Morning Bell: George Washington’s Example on Religious Liberty
Julia Shaw /
Instead of celebrating George Washington’s birthday, today we’ve lumped him in together with no-names including Millard Fillmore and William Henry Harrison as we celebrate a generic “Presidents’ Day.”
But George Washington was not simply a President. He was the indispensible man of the American Founding. Washington’s words, thoughts, and deeds as a military commander, a President, and a patriotic leader make him arguably the greatest statesman in our history.
All Presidents can learn from Washington’s leadership in foreign policy, in upholding the rule of law, and—especially now—in the importance of religion and religious liberty. While the Obama Administration claims to be “accommodating” Americans’ religious freedom concerns regarding the Health and Human Services (HHS) Obamacare mandate, it is actually trampling religious freedom. President Washington set a tremendous example for the way that Presidents should handle such conflicts.

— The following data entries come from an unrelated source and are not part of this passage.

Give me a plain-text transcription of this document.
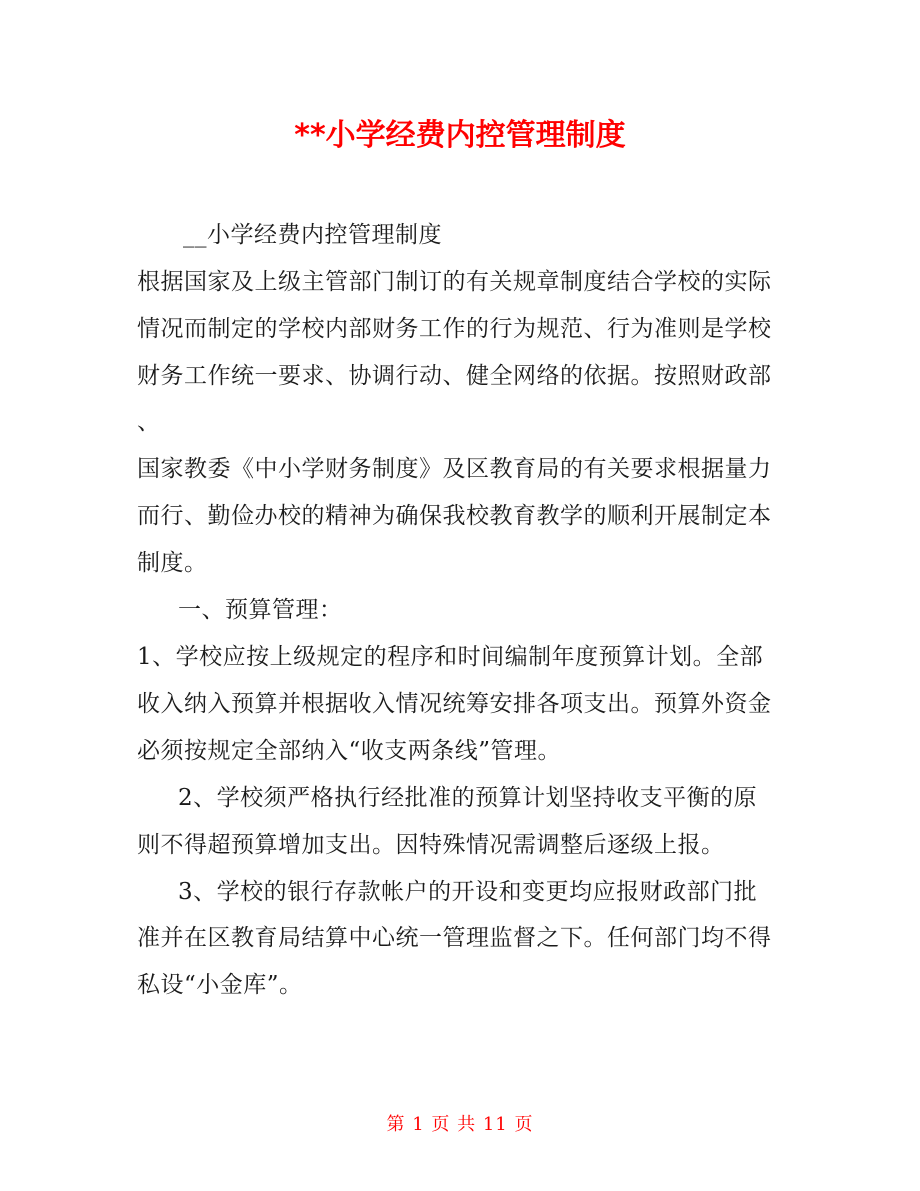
**小学经费内控管理制度
__小学经费内控管理制度
根据国家及上级主管部门制订的有关规章制度结合学校的实际
情况而制定的学校内部财务工作的行为规范、行为准则是学校
财务工作统一要求、协调行动、健全网络的依据。按照财政部
、
国家教委《中小学财务制度》及区教育局的有关要求根据量力
而行、勤俭办校的精神为确保我校教育教学的顺利开展制定本
制度。
一、预算管理：
1、学校应按上级规定的程序和时间编制年度预算计划。全部
收入纳入预算并根据收入情况统筹安排各项支出。预算外资金
必须按规定全部纳入“收支两条线”管理。
2、学校须严格执行经批准的预算计划坚持收支平衡的原
则不得超预算增加支出。因特殊情况需调整后逐级上报。
3、学校的银行存款帐户的开设和变更均应报财政部门批
准并在区教育局结算中心统一管理监督之下。任何部门均不得
私设“小金库”。
第 1 页 共 11 页
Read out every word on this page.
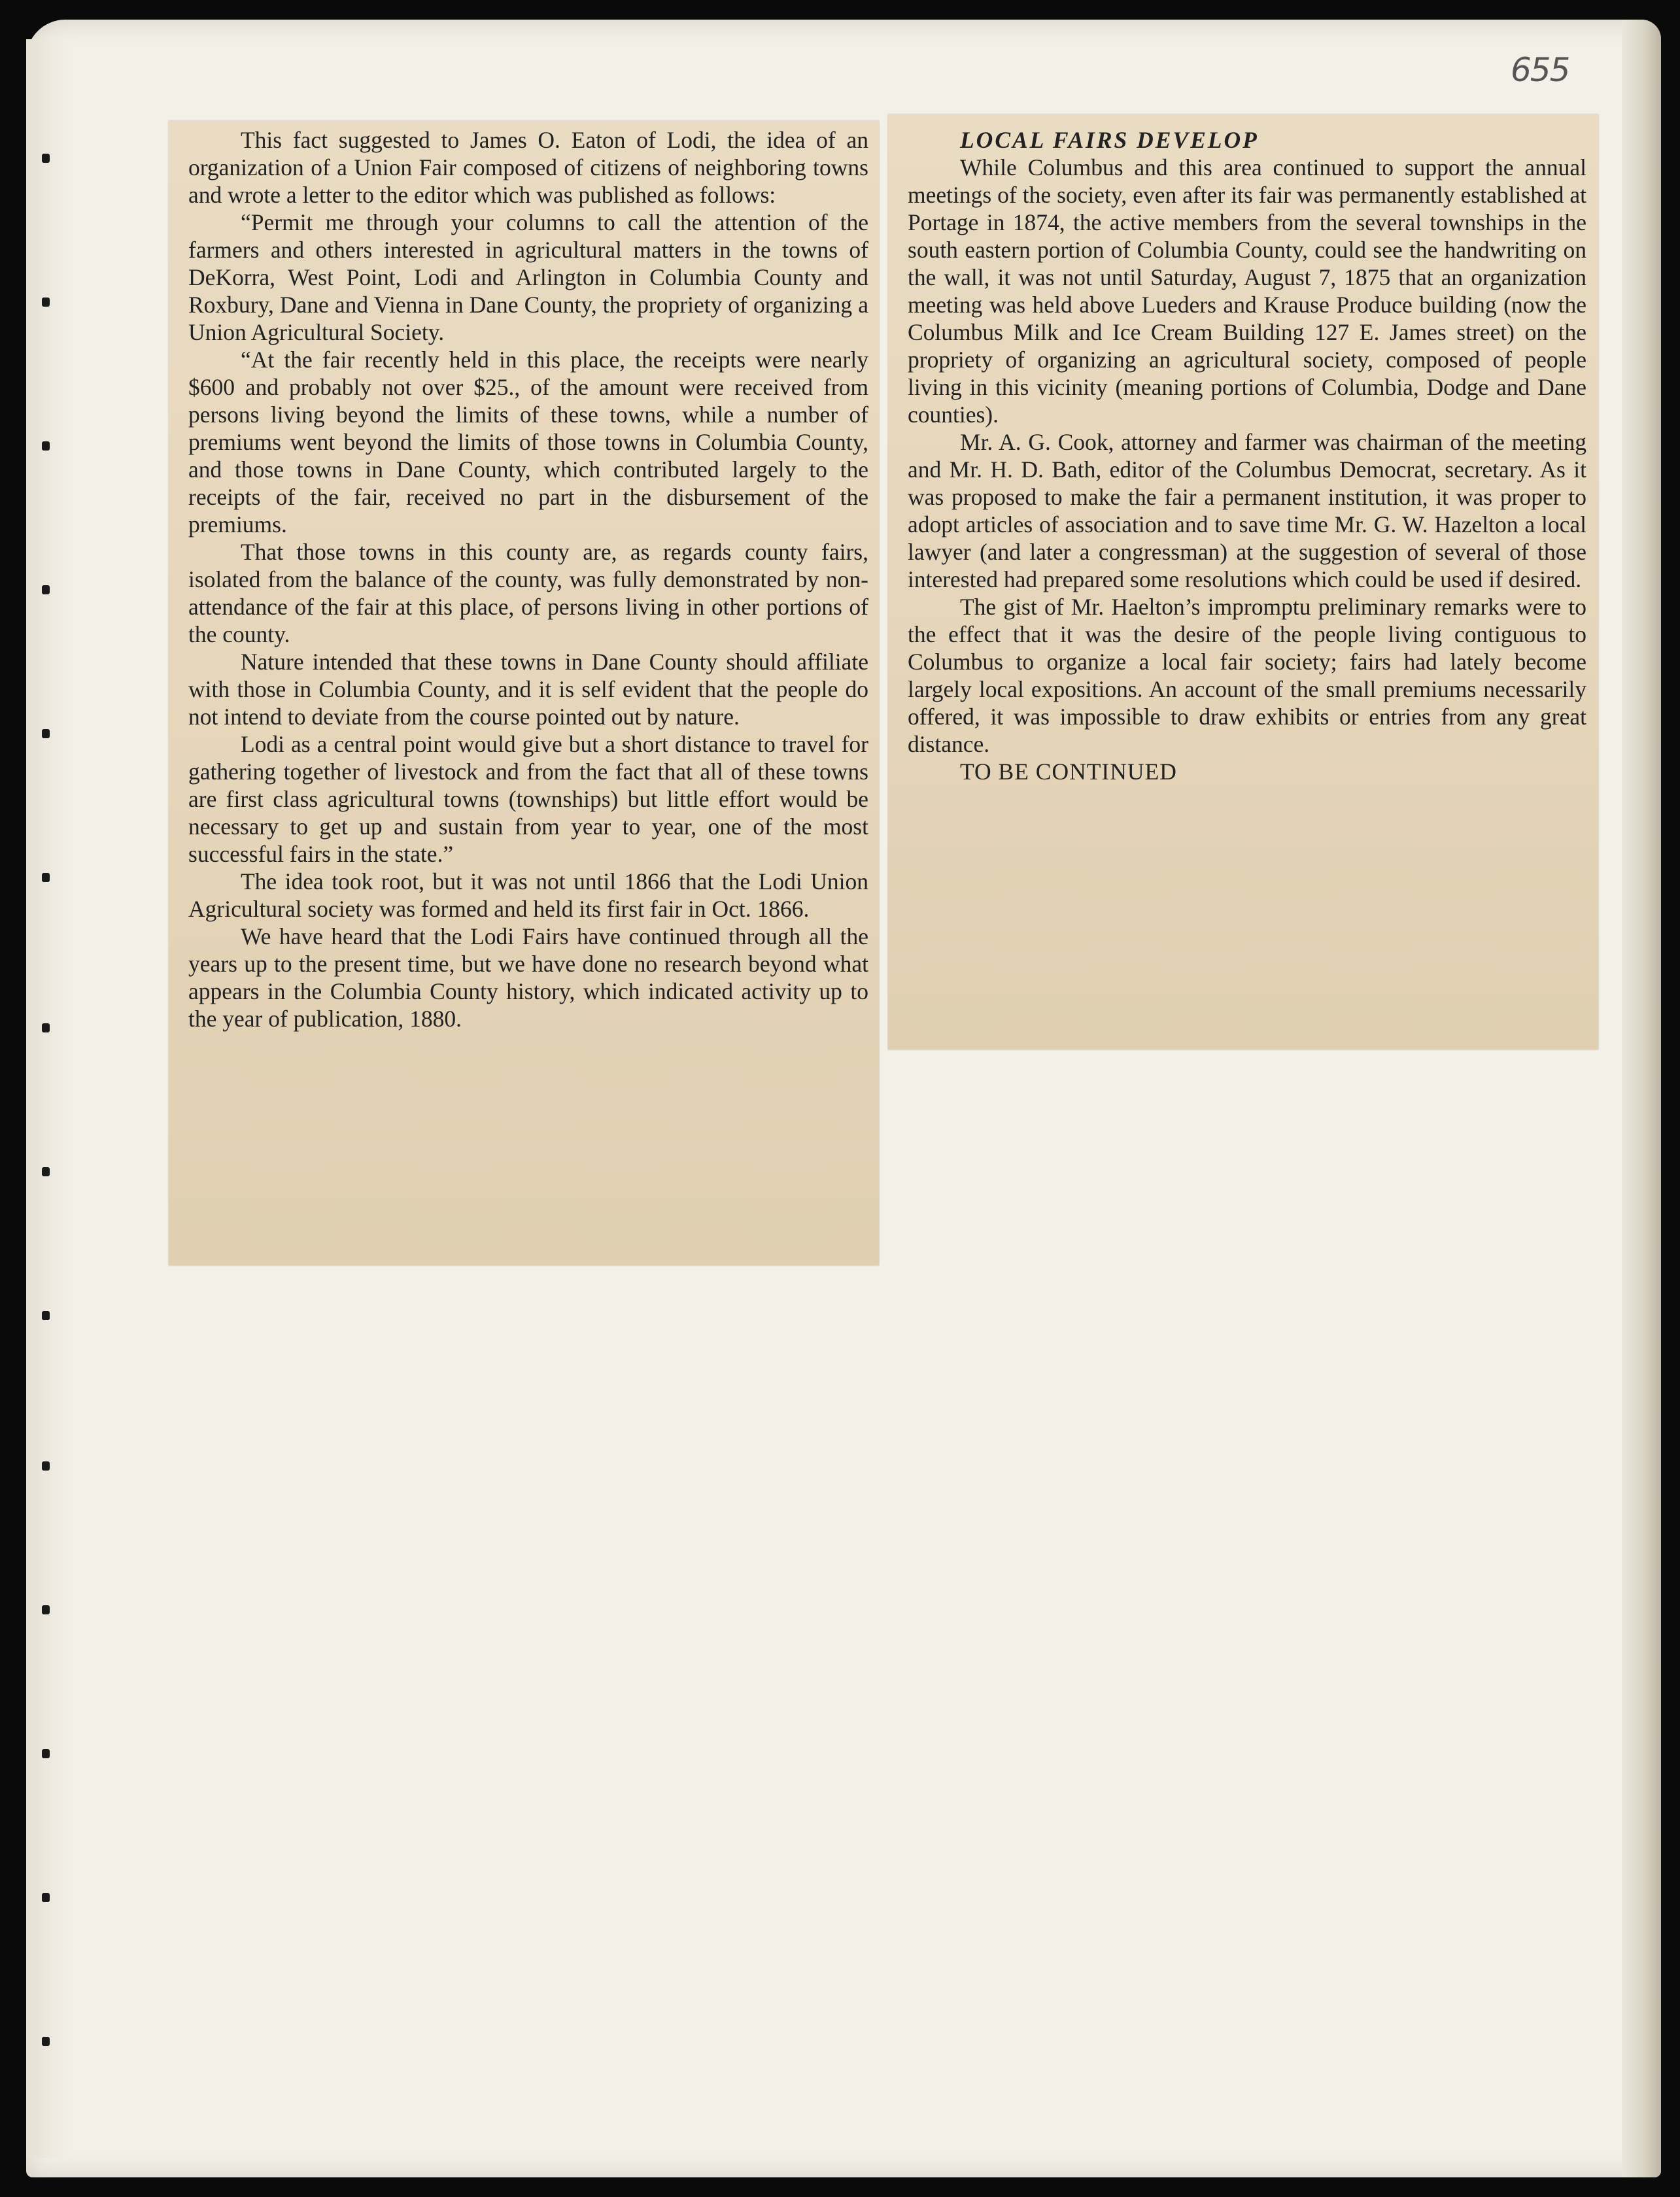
655

This fact suggested to James O. Eaton of Lodi, the idea of an organization of a Union Fair composed of citizens of neighboring towns and wrote a letter to the editor which was published as follows:

“Permit me through your columns to call the attention of the farmers and others interested in agricultural matters in the towns of DeKorra, West Point, Lodi and Arlington in Columbia County and Roxbury, Dane and Vienna in Dane County, the propriety of organizing a Union Agricultural Society.

“At the fair recently held in this place, the receipts were nearly $600 and probably not over $25., of the amount were received from persons living beyond the limits of these towns, while a number of premiums went beyond the limits of those towns in Columbia County, and those towns in Dane County, which contributed largely to the receipts of the fair, received no part in the disbursement of the premiums.

That those towns in this county are, as regards county fairs, isolated from the balance of the county, was fully demonstrated by non-attendance of the fair at this place, of persons living in other portions of the county.

Nature intended that these towns in Dane County should affiliate with those in Columbia County, and it is self evident that the people do not intend to deviate from the course pointed out by nature.

Lodi as a central point would give but a short distance to travel for gathering together of livestock and from the fact that all of these towns are first class agricultural towns (townships) but little effort would be necessary to get up and sustain from year to year, one of the most successful fairs in the state.”

The idea took root, but it was not until 1866 that the Lodi Union Agricultural society was formed and held its first fair in Oct. 1866.

We have heard that the Lodi Fairs have continued through all the years up to the present time, but we have done no research beyond what appears in the Columbia County history, which indicated activity up to the year of publication, 1880.

LOCAL FAIRS DEVELOP

While Columbus and this area continued to support the annual meetings of the society, even after its fair was permanently established at Portage in 1874, the active members from the several townships in the south eastern portion of Columbia County, could see the handwriting on the wall, it was not until Saturday, August 7, 1875 that an organization meeting was held above Lueders and Krause Produce building (now the Columbus Milk and Ice Cream Building 127 E. James street) on the propriety of organizing an agricultural society, composed of people living in this vicinity (meaning portions of Columbia, Dodge and Dane counties).

Mr. A. G. Cook, attorney and farmer was chairman of the meeting and Mr. H. D. Bath, editor of the Columbus Democrat, secretary. As it was proposed to make the fair a permanent institution, it was proper to adopt articles of association and to save time Mr. G. W. Hazelton a local lawyer (and later a congressman) at the suggestion of several of those interested had prepared some resolutions which could be used if desired.

The gist of Mr. Haelton’s impromptu preliminary remarks were to the effect that it was the desire of the people living contiguous to Columbus to organize a local fair society; fairs had lately become largely local expositions. An account of the small premiums necessarily offered, it was impossible to draw exhibits or entries from any great distance.

TO BE CONTINUED
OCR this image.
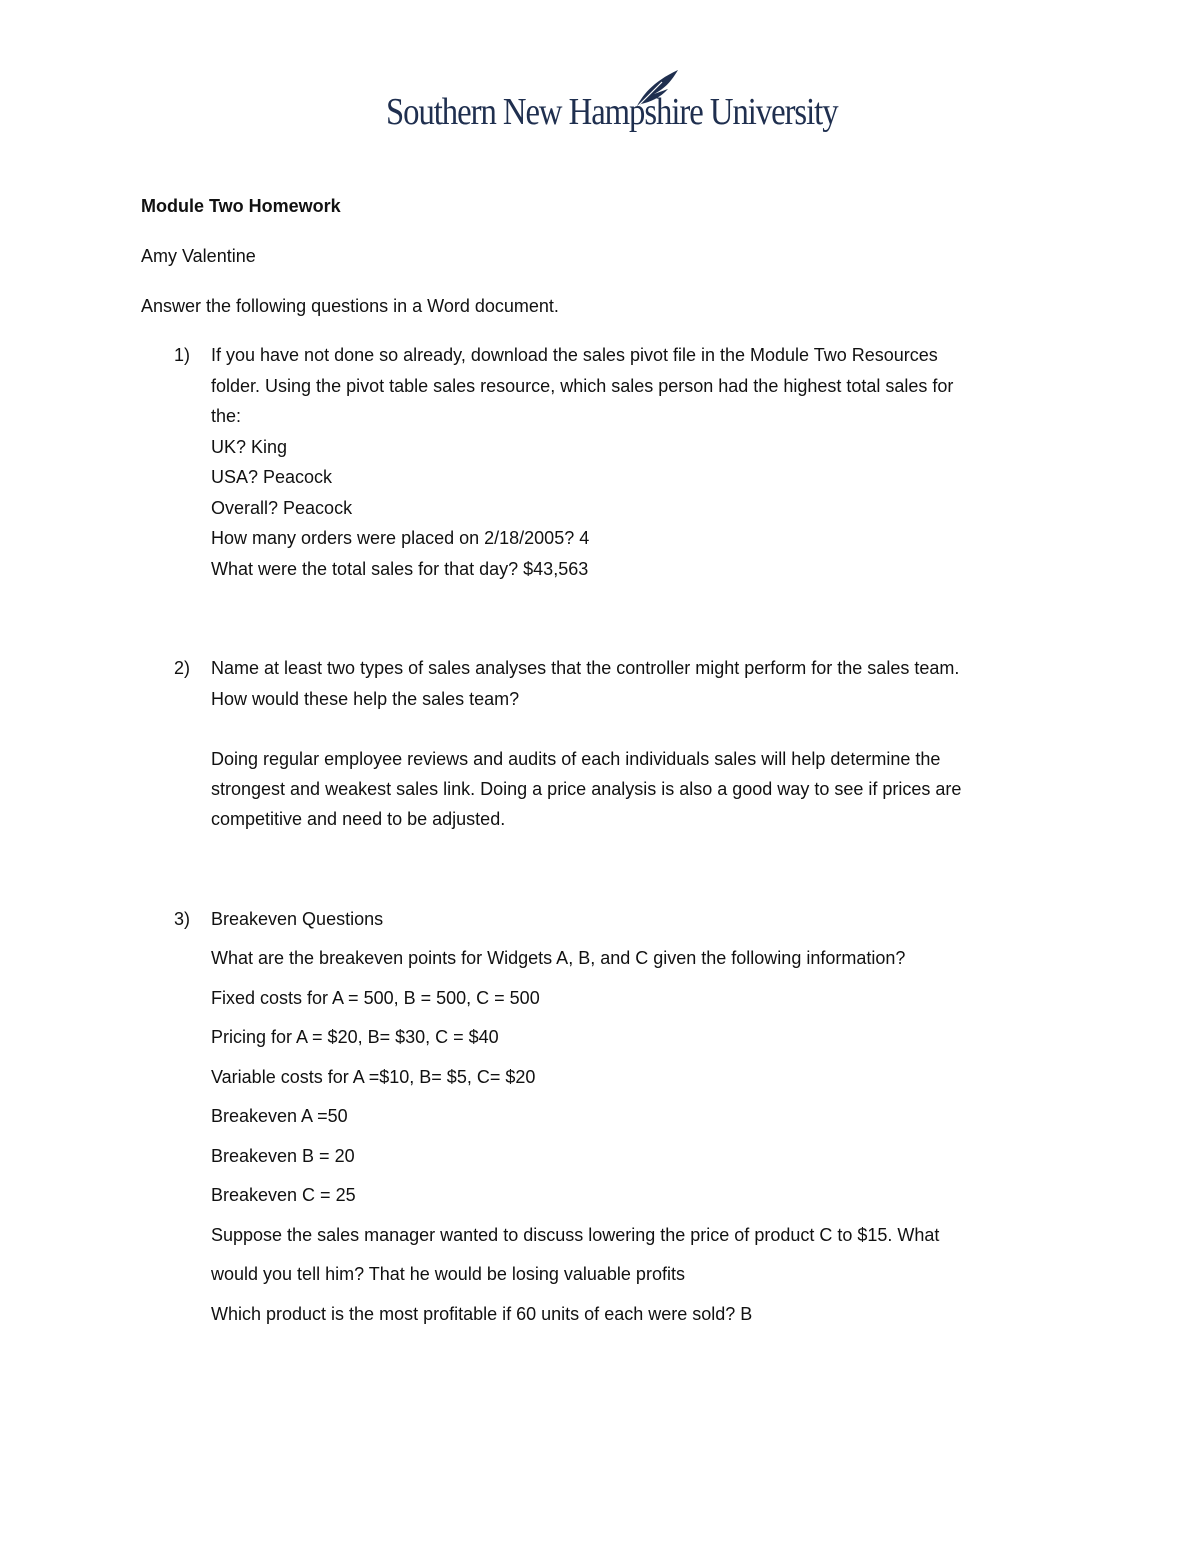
Southern New Hampshire University
Module Two Homework
Amy Valentine
Answer the following questions in a Word document.
1) If you have not done so already, download the sales pivot file in the Module Two Resources
folder. Using the pivot table sales resource, which sales person had the highest total sales for
the:
UK? King
USA? Peacock
Overall? Peacock
How many orders were placed on 2/18/2005? 4
What were the total sales for that day? $43,563
2) Name at least two types of sales analyses that the controller might perform for the sales team.
How would these help the sales team?
Doing regular employee reviews and audits of each individuals sales will help determine the
strongest and weakest sales link. Doing a price analysis is also a good way to see if prices are
competitive and need to be adjusted.
3) Breakeven Questions
What are the breakeven points for Widgets A, B, and C given the following information?
Fixed costs for A = 500, B = 500, C = 500
Pricing for A = $20, B= $30, C = $40
Variable costs for A =$10, B= $5, C= $20
Breakeven A =50
Breakeven B = 20
Breakeven C = 25
Suppose the sales manager wanted to discuss lowering the price of product C to $15. What
would you tell him? That he would be losing valuable profits
Which product is the most profitable if 60 units of each were sold? B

Washington knew that religion and morality are essential to creating the conditions for decent politics. “Where,” Washington asked, “is the security for property, for reputation, for life, if the sense of religious obligation desert the oaths which are the instruments of investigation in courts of justice?”
Religion and morality are, Washington wrote, essential to the happiness of mankind: “A volume could not trace all their connections with private and public felicity.”
To match his high praise of religion, Washington had a robust understanding of religious liberty. Freedom allows religion, in the form of morality and through the teachings of religion, to exercise an unprecedented influence over private and public opinion. Religious liberty shapes mores, cultivates virtues, and provides an independent source of moral reasoning and authority. In his letter to the Newport Hebrew congregation—at the time the largest community of Jewish families in America—President Washington grounded America’s religious and civil liberties in natural rights, and not mere toleration.
Washington also confronted the limits of religious liberty. In one letter, Washington praised the Quakers for being good citizens but chastised their pacifism: “Your principles and conduct are well known to me; and it is doing the people called Quakers no more than justice to say, that (except their declining to share with others the burden of the common defense) there is no denomination among us, who are more exemplary and useful citizens.” Yet Washington ended his letter assuring them of his “wish and desire that the laws may always be as extensively accommodated” to their practice.
Such a true accommodation upholds the rule of law and religious liberty, because it allows men and women of religious faith to follow the law and their faith.
In his letter to the Quakers, Washington explained that government is instituted to “protect the persons and consciences of men from oppression.” Further, it was the duty of rulers “not only to abstain from [oppression] themselves, but, according to their stations, to prevent it in others.”
Washington’s advice has gone unheeded.
We are told that religion and politics require a strict separation; that religion is a hindrance to happiness and therefore has been gradually stripped from the public square. We’re told that displays of religious faith don’t support the community but are downright offensive to non-adherents. The Supreme Court has supported and extenuated this tortured logic. Since the 1940s, the Court has put religion and religious liberty into a smaller and smaller box. At best, religion is a private good—but one that and should not be presented to others. And religious beliefs have no bearing on public life.
We can see where this logic goes. Under Obamacare all insurance plans must cover, at no cost to the insured, abortion-inducing drugs, contraceptives, sterilization, and patient education and counseling for women of reproductive age. Illustrating the Obama Administration’s narrow view of religion, only formal houses of worship are afforded an exemption from the coercive mandate. Many other religious employers such as Catholic hospitals, Christian schools, and faith-based pregnancy care centers are forced to provide and pay for coverage of services that, as a matter of faith, they find morally objectionable.
Even the recently proposed “accommodation” to the rule isn’t really an accommodation. As Sarah Torre explains, the suggested fix “fails to encompass many employers—and certainly all individuals—with moral or religious objections to complying with the mandate.” To comply with the mandate requires religious men and women to violate church doctrine and their consciences. Under President Obama, we have returned to religious toleration, as defined by a bureaucrat somewhere.
Maybe that’s why we shouldn’t celebrate all Presidents equally. George Washington “was the directing spirit without which there would have been no independence, no Union, no Constitution, and no Republic,” as one President put it. He set the tone for what the American presidency should be. That’s why he was “first in war, first in peace, and first in the hearts of his countrymen.”
Julia Shaw is a research associate and program manager in Heritage’s B. Kenneth Simon Center for Principles and Politics.